Belajar dari Tragedi Kematian

06/8/2021 05:00
Belajar dari Tragedi Kematian
(MI/Duta)

 

 

TINGKAT keparahan situasi pandemi sejatinya tidak hanya dilihat dari seberapa luas, seberapa cepat penyebaran atau penularan penyakitnya. Pandemi juga bisa dikategorikan parah jika mengakibatkan angka kematian yang tinggi. Karena itu, pengendalian pandemi covid-19 sekarang ini pun semestinya dilakukan dengan strategi dan pendekatan yang terukur terhadap kedua isu tersebut.

Cukupkah kita hanya membendung penyebaran virus dengan menggalakkan protokol kesehatan, sedangkan di sisi lain fasilitas dan sistem kesehatan tak punya cukup kekuatan untuk mencegah kematian pasien-pasien yang sudah telanjur terpapar virus? Lebih celaka lagi kalau di hulu kita gagal membendung penyebaran, di hilir pun gagal menghindarkan kematian.

Jawabannya ialah tidak. Dua sisi itu, hulu dan hilir harus kita menangi kalau ingin menguasai pengendalian pandemi. Kalau kita analogikan dengan pemberantasan korupsi, ada sisi pencegahan (untuk mengerem laju penyebaran virus), ada sisi penindakan (untuk menghindarkan pasien dari ajal). Keduanya sama penting dan harus secara paralel dilakukan.

Indonesia mengalami horor kematian akibat covid-19 dalam dua bulan terakhir. Selama 15 bulan pertama (Maret 2020-Mei 2021), jumlah kematian akibat covid-19 di Indonesia sebanyak 50 ribu orang, tetapi hanya dalam waktu sembilan minggu hingga awal Agustus ini, angka kumulatifnya sudah menembus 100 ribu orang. Juli mencatat angka kematian paling memilukan, lebih dari 32 ribu jiwa. Dalam sepekan terakhir Juli, kematian rata-rata harian bahkan mencapai 1.582 jiwa.

Dalam perspektif kemanusiaan, satu kematian pun sesungguhnya ialah tragedi. Lalu sebutan apalagi yang pas untuk menggambarkan 100 ribu kematian? Jelas ini merupakan pesan penting bagi pemangku kebijakan bahwa situasi pandemi kita saat ini sedemikian serius dan parah.

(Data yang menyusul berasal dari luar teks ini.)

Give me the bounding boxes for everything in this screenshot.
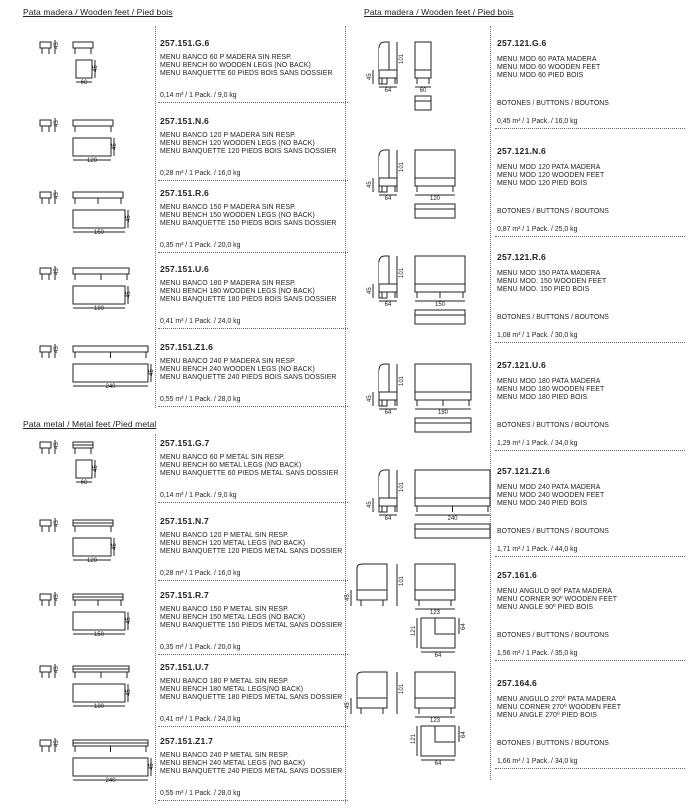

Tidak boleh ada lagi dalih ketidaksiapan dan keterlambatan penanganan covid-19. Terlebih saat ini penyebaran kasus covid-19 berikut kematian yang diakibatkannya tengah menanjak di luar Pulau Jawa. Kita harus ingatkan lagi, kejadian lonjakan covid-19 yang teramat cepat dan membuat kalang kabut hampir semua daerah di Pulau Jawa tempo hari tak boleh terulang di luar Jawa.

Dari kejadian lonjakan kematian di Jawa itu pun semestinya pemerintah belajar bahwa ternyata kematian akibat covid-19 tidak selalu didominasi oleh orang lanjut usia (lansia). Satuan Tugas (Satgas) Penanganan Covid-19 melaporkan berdasarkan laju kasus kematian pada Juni hingga Juli 2021, ada kecenderungan pergeseran risiko kematian akibat wabah itu dari lansia ke kelompok masyarakat berusia produktif.

Ini semacam antitesis dari 'teori' yang kita percayai sejak awal pandemi bahwa kelompok paling berisiko covid-19 ialah mereka yang berusia lanjut. Sangat kuat dugaan bahwa pergeseran itu dipicu oleh aktivitas dan mobilitas usia produktif yang tinggi dan kecenderungan mereka lebih mengabaikan protokol kesehatan.

Setiap kasus dan tren harus menjadi pembelajaran supaya tidak terjadi kembali. Betul kata seorang pakar, di negara maju setiap kematian dijadikan studi kasus untuk mencari tahu penyebab dan karakternya. Dari situlah pemerintah bisa memperoleh rujukan strategi.

Di sisi masyarakat, tren kematian yang mulai banyak menyasar kaum muda semestinya menjadi alarm agar kita jangan sekali-sekali bersikap lengah dan menyepelekan prokes. Ingat, virus korona dengan semua varian mutasinya kian ganas dan berbahaya. Tentu saja situasi akan semakin runyam jika virus yang kian berbahaya itu bertemu dengan sikap masa bodoh dan abai masyarakat.